The Ziegfeld Follies of the Air was a program broadcast on CBS Radio during the 1930s which attempted to bring the success of Florenz Ziegfeld's stage shows to the new medium of radio (hence the portion of the name 'of the Air' referring to air waves).

Eddie Dowling hosted the musical variety format. Sponsored by Chrysler Motors, the half-hour series aired Sunday evenings from April 3 to June 26, 1932, moving April 24 from 8:30 pm ET to 10:30 pm ET.

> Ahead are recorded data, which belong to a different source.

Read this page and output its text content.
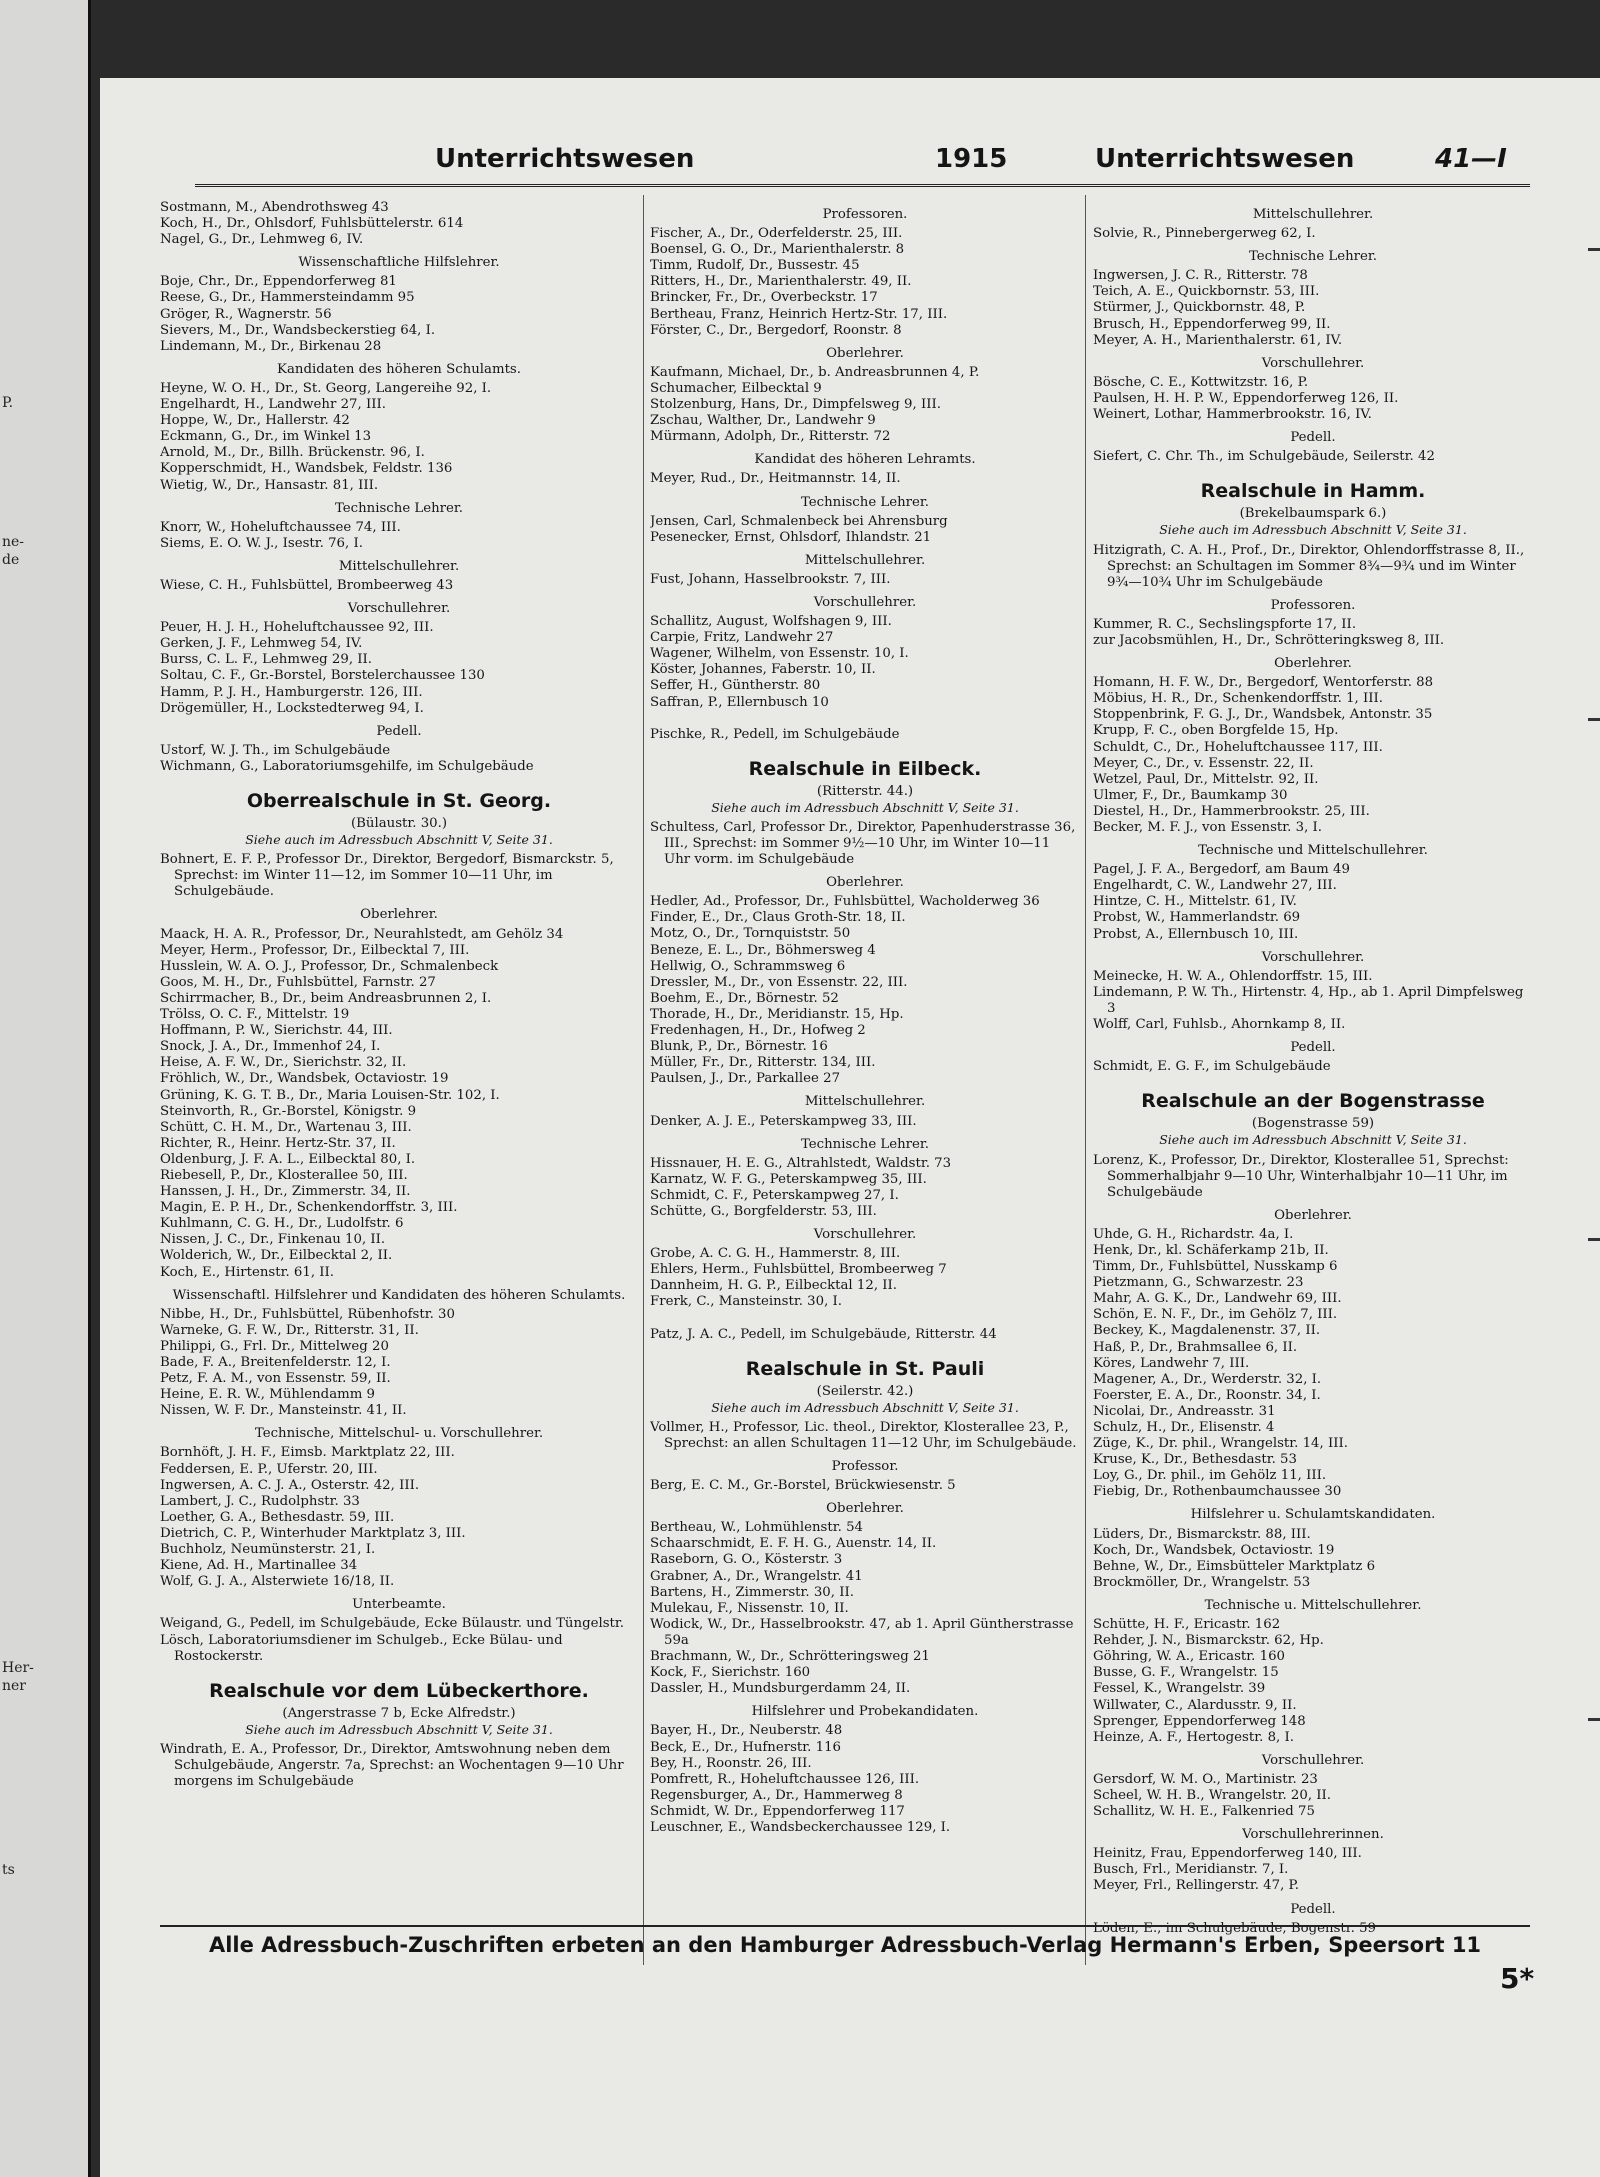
P.
ne-
de
Her-
ner
ts
Unterrichtswesen	1915	Unterrichtswesen	41—I
Sostmann, M., Abendrothsweg 43
Koch, H., Dr., Ohlsdorf, Fuhlsbüttelerstr. 614
Nagel, G., Dr., Lehmweg 6, IV.
Wissenschaftliche Hilfslehrer.
Boje, Chr., Dr., Eppendorferweg 81
Reese, G., Dr., Hammersteindamm 95
Gröger, R., Wagnerstr. 56
Sievers, M., Dr., Wandsbeckerstieg 64, I.
Lindemann, M., Dr., Birkenau 28
Kandidaten des höheren Schulamts.
Heyne, W. O. H., Dr., St. Georg, Langereihe 92, I.
Engelhardt, H., Landwehr 27, III.
Hoppe, W., Dr., Hallerstr. 42
Eckmann, G., Dr., im Winkel 13
Arnold, M., Dr., Billh. Brückenstr. 96, I.
Kopperschmidt, H., Wandsbek, Feldstr. 136
Wietig, W., Dr., Hansastr. 81, III.
Technische Lehrer.
Knorr, W., Hoheluftchaussee 74, III.
Siems, E. O. W. J., Isestr. 76, I.
Mittelschullehrer.
Wiese, C. H., Fuhlsbüttel, Brombeerweg 43
Vorschullehrer.
Peuer, H. J. H., Hoheluftchaussee 92, III.
Gerken, J. F., Lehmweg 54, IV.
Burss, C. L. F., Lehmweg 29, II.
Soltau, C. F., Gr.-Borstel, Borstelerchaussee 130
Hamm, P. J. H., Hamburgerstr. 126, III.
Drögemüller, H., Lockstedterweg 94, I.
Pedell.
Ustorf, W. J. Th., im Schulgebäude
Wichmann, G., Laboratoriumsgehilfe, im Schulgebäude
Oberrealschule in St. Georg.
(Bülaustr. 30.)
Siehe auch im Adressbuch Abschnitt V, Seite 31.
Bohnert, E. F. P., Professor Dr., Direktor, Bergedorf, Bismarckstr. 5, Sprechst: im Winter 11—12, im Sommer 10—11 Uhr, im Schulgebäude.
Oberlehrer.
Maack, H. A. R., Professor, Dr., Neurahlstedt, am Gehölz 34
Meyer, Herm., Professor, Dr., Eilbecktal 7, III.
Husslein, W. A. O. J., Professor, Dr., Schmalenbeck
Goos, M. H., Dr., Fuhlsbüttel, Farnstr. 27
Schirrmacher, B., Dr., beim Andreasbrunnen 2, I.
Trölss, O. C. F., Mittelstr. 19
Hoffmann, P. W., Sierichstr. 44, III.
Snock, J. A., Dr., Immenhof 24, I.
Heise, A. F. W., Dr., Sierichstr. 32, II.
Fröhlich, W., Dr., Wandsbek, Octaviostr. 19
Grüning, K. G. T. B., Dr., Maria Louisen-Str. 102, I.
Steinvorth, R., Gr.-Borstel, Königstr. 9
Schütt, C. H. M., Dr., Wartenau 3, III.
Richter, R., Heinr. Hertz-Str. 37, II.
Oldenburg, J. F. A. L., Eilbecktal 80, I.
Riebesell, P., Dr., Klosterallee 50, III.
Hanssen, J. H., Dr., Zimmerstr. 34, II.
Magin, E. P. H., Dr., Schenkendorffstr. 3, III.
Kuhlmann, C. G. H., Dr., Ludolfstr. 6
Nissen, J. C., Dr., Finkenau 10, II.
Wolderich, W., Dr., Eilbecktal 2, II.
Koch, E., Hirtenstr. 61, II.
Wissenschaftl. Hilfslehrer und Kandidaten des höheren Schulamts.
Nibbe, H., Dr., Fuhlsbüttel, Rübenhofstr. 30
Warneke, G. F. W., Dr., Ritterstr. 31, II.
Philippi, G., Frl. Dr., Mittelweg 20
Bade, F. A., Breitenfelderstr. 12, I.
Petz, F. A. M., von Essenstr. 59, II.
Heine, E. R. W., Mühlendamm 9
Nissen, W. F. Dr., Mansteinstr. 41, II.
Technische, Mittelschul- u. Vorschullehrer.
Bornhöft, J. H. F., Eimsb. Marktplatz 22, III.
Feddersen, E. P., Uferstr. 20, III.
Ingwersen, A. C. J. A., Osterstr. 42, III.
Lambert, J. C., Rudolphstr. 33
Loether, G. A., Bethesdastr. 59, III.
Dietrich, C. P., Winterhuder Marktplatz 3, III.
Buchholz, Neumünsterstr. 21, I.
Kiene, Ad. H., Martinallee 34
Wolf, G. J. A., Alsterwiete 16/18, II.
Unterbeamte.
Weigand, G., Pedell, im Schulgebäude, Ecke Bülaustr. und Tüngelstr.
Lösch, Laboratoriumsdiener im Schulgeb., Ecke Bülau- und Rostockerstr.
Realschule vor dem Lübeckerthore.
(Angerstrasse 7 b, Ecke Alfredstr.)
Siehe auch im Adressbuch Abschnitt V, Seite 31.
Windrath, E. A., Professor, Dr., Direktor, Amtswohnung neben dem Schulgebäude, Angerstr. 7a, Sprechst: an Wochentagen 9—10 Uhr morgens im Schulgebäude
Professoren.
Fischer, A., Dr., Oderfelderstr. 25, III.
Boensel, G. O., Dr., Marienthalerstr. 8
Timm, Rudolf, Dr., Bussestr. 45
Ritters, H., Dr., Marienthalerstr. 49, II.
Brincker, Fr., Dr., Overbeckstr. 17
Bertheau, Franz, Heinrich Hertz-Str. 17, III.
Förster, C., Dr., Bergedorf, Roonstr. 8
Oberlehrer.
Kaufmann, Michael, Dr., b. Andreasbrunnen 4, P.
Schumacher, Eilbecktal 9
Stolzenburg, Hans, Dr., Dimpfelsweg 9, III.
Zschau, Walther, Dr., Landwehr 9
Mürmann, Adolph, Dr., Ritterstr. 72
Kandidat des höheren Lehramts.
Meyer, Rud., Dr., Heitmannstr. 14, II.
Technische Lehrer.
Jensen, Carl, Schmalenbeck bei Ahrensburg
Pesenecker, Ernst, Ohlsdorf, Ihlandstr. 21
Mittelschullehrer.
Fust, Johann, Hasselbrookstr. 7, III.
Vorschullehrer.
Schallitz, August, Wolfshagen 9, III.
Carpie, Fritz, Landwehr 27
Wagener, Wilhelm, von Essenstr. 10, I.
Köster, Johannes, Faberstr. 10, II.
Seffer, H., Güntherstr. 80
Saffran, P., Ellernbusch 10
Pischke, R., Pedell, im Schulgebäude
Realschule in Eilbeck.
(Ritterstr. 44.)
Siehe auch im Adressbuch Abschnitt V, Seite 31.
Schultess, Carl, Professor Dr., Direktor, Papenhuderstrasse 36, III., Sprechst: im Sommer 9½—10 Uhr, im Winter 10—11 Uhr vorm. im Schulgebäude
Oberlehrer.
Hedler, Ad., Professor, Dr., Fuhlsbüttel, Wacholderweg 36
Finder, E., Dr., Claus Groth-Str. 18, II.
Motz, O., Dr., Tornquiststr. 50
Beneze, E. L., Dr., Böhmersweg 4
Hellwig, O., Schrammsweg 6
Dressler, M., Dr., von Essenstr. 22, III.
Boehm, E., Dr., Börnestr. 52
Thorade, H., Dr., Meridianstr. 15, Hp.
Fredenhagen, H., Dr., Hofweg 2
Blunk, P., Dr., Börnestr. 16
Müller, Fr., Dr., Ritterstr. 134, III.
Paulsen, J., Dr., Parkallee 27
Mittelschullehrer.
Denker, A. J. E., Peterskampweg 33, III.
Technische Lehrer.
Hissnauer, H. E. G., Altrahlstedt, Waldstr. 73
Karnatz, W. F. G., Peterskampweg 35, III.
Schmidt, C. F., Peterskampweg 27, I.
Schütte, G., Borgfelderstr. 53, III.
Vorschullehrer.
Grobe, A. C. G. H., Hammerstr. 8, III.
Ehlers, Herm., Fuhlsbüttel, Brombeerweg 7
Dannheim, H. G. P., Eilbecktal 12, II.
Frerk, C., Mansteinstr. 30, I.
Patz, J. A. C., Pedell, im Schulgebäude, Ritterstr. 44
Realschule in St. Pauli
(Seilerstr. 42.)
Siehe auch im Adressbuch Abschnitt V, Seite 31.
Vollmer, H., Professor, Lic. theol., Direktor, Klosterallee 23, P., Sprechst: an allen Schultagen 11—12 Uhr, im Schulgebäude.
Professor.
Berg, E. C. M., Gr.-Borstel, Brückwiesenstr. 5
Oberlehrer.
Bertheau, W., Lohmühlenstr. 54
Schaarschmidt, E. F. H. G., Auenstr. 14, II.
Raseborn, G. O., Kösterstr. 3
Grabner, A., Dr., Wrangelstr. 41
Bartens, H., Zimmerstr. 30, II.
Mulekau, F., Nissenstr. 10, II.
Wodick, W., Dr., Hasselbrookstr. 47, ab 1. April Güntherstrasse 59a
Brachmann, W., Dr., Schrötteringsweg 21
Kock, F., Sierichstr. 160
Dassler, H., Mundsburgerdamm 24, II.
Hilfslehrer und Probekandidaten.
Bayer, H., Dr., Neuberstr. 48
Beck, E., Dr., Hufnerstr. 116
Bey, H., Roonstr. 26, III.
Pomfrett, R., Hoheluftchaussee 126, III.
Regensburger, A., Dr., Hammerweg 8
Schmidt, W. Dr., Eppendorferweg 117
Leuschner, E., Wandsbeckerchaussee 129, I.
Mittelschullehrer.
Solvie, R., Pinnebergerweg 62, I.
Technische Lehrer.
Ingwersen, J. C. R., Ritterstr. 78
Teich, A. E., Quickbornstr. 53, III.
Stürmer, J., Quickbornstr. 48, P.
Brusch, H., Eppendorferweg 99, II.
Meyer, A. H., Marienthalerstr. 61, IV.
Vorschullehrer.
Bösche, C. E., Kottwitzstr. 16, P.
Paulsen, H. H. P. W., Eppendorferweg 126, II.
Weinert, Lothar, Hammerbrookstr. 16, IV.
Pedell.
Siefert, C. Chr. Th., im Schulgebäude, Seilerstr. 42
Realschule in Hamm.
(Brekelbaumspark 6.)
Siehe auch im Adressbuch Abschnitt V, Seite 31.
Hitzigrath, C. A. H., Prof., Dr., Direktor, Ohlendorffstrasse 8, II., Sprechst: an Schultagen im Sommer 8¾—9¾ und im Winter 9¾—10¾ Uhr im Schulgebäude
Professoren.
Kummer, R. C., Sechslingspforte 17, II.
zur Jacobsmühlen, H., Dr., Schrötteringksweg 8, III.
Oberlehrer.
Homann, H. F. W., Dr., Bergedorf, Wentorferstr. 88
Möbius, H. R., Dr., Schenkendorffstr. 1, III.
Stoppenbrink, F. G. J., Dr., Wandsbek, Antonstr. 35
Krupp, F. C., oben Borgfelde 15, Hp.
Schuldt, C., Dr., Hoheluftchaussee 117, III.
Meyer, C., Dr., v. Essenstr. 22, II.
Wetzel, Paul, Dr., Mittelstr. 92, II.
Ulmer, F., Dr., Baumkamp 30
Diestel, H., Dr., Hammerbrookstr. 25, III.
Becker, M. F. J., von Essenstr. 3, I.
Technische und Mittelschullehrer.
Pagel, J. F. A., Bergedorf, am Baum 49
Engelhardt, C. W., Landwehr 27, III.
Hintze, C. H., Mittelstr. 61, IV.
Probst, W., Hammerlandstr. 69
Probst, A., Ellernbusch 10, III.
Vorschullehrer.
Meinecke, H. W. A., Ohlendorffstr. 15, III.
Lindemann, P. W. Th., Hirtenstr. 4, Hp., ab 1. April Dimpfelsweg 3
Wolff, Carl, Fuhlsb., Ahornkamp 8, II.
Pedell.
Schmidt, E. G. F., im Schulgebäude
Realschule an der Bogenstrasse
(Bogenstrasse 59)
Siehe auch im Adressbuch Abschnitt V, Seite 31.
Lorenz, K., Professor, Dr., Direktor, Klosterallee 51, Sprechst: Sommerhalbjahr 9—10 Uhr, Winterhalbjahr 10—11 Uhr, im Schulgebäude
Oberlehrer.
Uhde, G. H., Richardstr. 4a, I.
Henk, Dr., kl. Schäferkamp 21b, II.
Timm, Dr., Fuhlsbüttel, Nusskamp 6
Pietzmann, G., Schwarzestr. 23
Mahr, A. G. K., Dr., Landwehr 69, III.
Schön, E. N. F., Dr., im Gehölz 7, III.
Beckey, K., Magdalenenstr. 37, II.
Haß, P., Dr., Brahmsallee 6, II.
Köres, Landwehr 7, III.
Magener, A., Dr., Werderstr. 32, I.
Foerster, E. A., Dr., Roonstr. 34, I.
Nicolai, Dr., Andreasstr. 31
Schulz, H., Dr., Elisenstr. 4
Züge, K., Dr. phil., Wrangelstr. 14, III.
Kruse, K., Dr., Bethesdastr. 53
Loy, G., Dr. phil., im Gehölz 11, III.
Fiebig, Dr., Rothenbaumchaussee 30
Hilfslehrer u. Schulamtskandidaten.
Lüders, Dr., Bismarckstr. 88, III.
Koch, Dr., Wandsbek, Octaviostr. 19
Behne, W., Dr., Eimsbütteler Marktplatz 6
Brockmöller, Dr., Wrangelstr. 53
Technische u. Mittelschullehrer.
Schütte, H. F., Ericastr. 162
Rehder, J. N., Bismarckstr. 62, Hp.
Göhring, W. A., Ericastr. 160
Busse, G. F., Wrangelstr. 15
Fessel, K., Wrangelstr. 39
Willwater, C., Alardusstr. 9, II.
Sprenger, Eppendorferweg 148
Heinze, A. F., Hertogestr. 8, I.
Vorschullehrer.
Gersdorf, W. M. O., Martinistr. 23
Scheel, W. H. B., Wrangelstr. 20, II.
Schallitz, W. H. E., Falkenried 75
Vorschullehrerinnen.
Heinitz, Frau, Eppendorferweg 140, III.
Busch, Frl., Meridianstr. 7, I.
Meyer, Frl., Rellingerstr. 47, P.
Pedell.
Löden, E., im Schulgebäude, Bogenstr. 59
Alle Adressbuch-Zuschriften erbeten an den Hamburger Adressbuch-Verlag Hermann's Erben, Speersort 11
5*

With Al Goodman leading the orchestra, the line-up of guests included Fanny Brice, Helen Morgan, Jack Pearl, Will Rogers, and Ziegfeld himself. Pearl introduced his "Baron Munchausen" character. Only months after Jack Pearl was introduced to the radio audience on The Ziegfeld Follies of the Air, he had his own show. The popularity of his Baron Munchausen character led to the 1933 MGM film Meet the Baron.

Ziegfeld died on July 22, 1932, but the series returned from February 22 to June 6, 1936, serving as a tribute to the showman. Goodman returned as orchestra leader, and Brice appeared in the sketch series that eventually expanded into The Baby Snooks Show. Other guests included Patty Chapin, James Melton, and Benny Fields. Few episodes survive.